< Jesaja 25 >

1 HEERE! Gij zijt mijn God, U zal ik verhogen, Uw Naam zal ik loven, want Gij hebt wonder gedaan; Uw raadslagen van verre zijn waarheid en vastigheid.
Lord, you are my God. I will honor you and praise who you are, because you have done wonderful things that you planned long ago. You are faithful and trustworthy!
2 Want Gij hebt van de stad een steenhoop gemaakt; de vaste stad tot een vervallen hoop; het paleis der vreemdelingen, dat het geen stad meer zij, in eeuwigheid zal zij niet herbouwd worden.
You have turned the city into a pile of rubble; the fortified town is now a ruin; the foreigner palace is gone. It is no longer a city and it will never be rebuilt.
3 Daarom zal U een machtig volk eren, de stad der tirannische volken zal U vrezen.
Because of this powerful nations will honor you; cities of brutal nations will be in awe of you.
4 Want Gij zijt den arme een Sterkte geweest, een Sterkte den nooddruftige, als hem bange was; een Toevlucht tegen den vloed, een Schaduw tegen de hitte; want het blazen der tirannen is als een vloed tegen een wand.
But you have protected the poor and needy when they were in trouble, you shielded them from storms and shaded them from the heat. For the actions of brutal people are like rain beating against a wall,
5 Gelijk de hitte in een dorre plaats, zult Gij de onstuimigheid der vreemdelingen nederdrukken; gelijk de hitte door de schaduw ener dikke wolk, zal het gezang der tirannen vernederd worden.
like heat in a desert. You end the noisy uprising of foreigners. In the same way that a cloud's shadow cools down the heat of the day, so the song sung by brutal people is silenced.
6 En de HEERE der heirscharen zal op dezen berg allen volken een vetten maaltijd maken, een maaltijd van reinen wijn, van vet vol mergs, van reine wijnen, die gezuiverd zijn.
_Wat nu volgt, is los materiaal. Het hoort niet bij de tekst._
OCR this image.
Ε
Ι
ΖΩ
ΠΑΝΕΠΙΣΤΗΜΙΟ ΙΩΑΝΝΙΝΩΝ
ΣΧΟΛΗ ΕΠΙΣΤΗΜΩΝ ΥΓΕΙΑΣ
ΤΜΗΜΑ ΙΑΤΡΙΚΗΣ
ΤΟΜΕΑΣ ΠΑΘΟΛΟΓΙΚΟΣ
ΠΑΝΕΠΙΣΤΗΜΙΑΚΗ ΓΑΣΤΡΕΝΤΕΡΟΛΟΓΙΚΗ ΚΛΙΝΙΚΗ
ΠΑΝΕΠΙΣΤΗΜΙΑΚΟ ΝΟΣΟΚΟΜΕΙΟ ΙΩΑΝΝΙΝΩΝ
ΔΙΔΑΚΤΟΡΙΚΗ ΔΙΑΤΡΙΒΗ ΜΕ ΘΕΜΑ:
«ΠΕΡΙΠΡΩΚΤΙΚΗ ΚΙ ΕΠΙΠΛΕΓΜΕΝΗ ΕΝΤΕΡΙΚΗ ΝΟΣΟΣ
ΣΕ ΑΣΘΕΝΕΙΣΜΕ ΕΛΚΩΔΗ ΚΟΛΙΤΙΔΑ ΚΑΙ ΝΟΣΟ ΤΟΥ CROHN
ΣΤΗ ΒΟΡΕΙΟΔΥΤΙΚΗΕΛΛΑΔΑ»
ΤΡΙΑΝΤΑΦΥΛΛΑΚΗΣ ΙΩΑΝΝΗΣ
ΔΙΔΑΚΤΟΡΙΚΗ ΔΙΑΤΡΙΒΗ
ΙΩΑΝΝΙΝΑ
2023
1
On this mountain the Lord Almighty will prepare a feast for all nations, a lavish feast of aged wines, rich food, and the best meat.
7 En Hij zal op dezen berg verslinden het bewindsel des aangezichts, waarmede alle volken bewonden zijn, en het deksel, waarmede alle natien bedekt zijn.
On this mountain he will destroy the veil that covers all the nations, the sheet that is over everyone.
8 Hij zal den dood verslinden tot overwinning, en de Heere HEERE zal de tranen van alle aangezichten afwissen; en Hij zal de smaadheid Zijns volks van de ganse aarde wegnemen; want de HEERE heeft het gesproken.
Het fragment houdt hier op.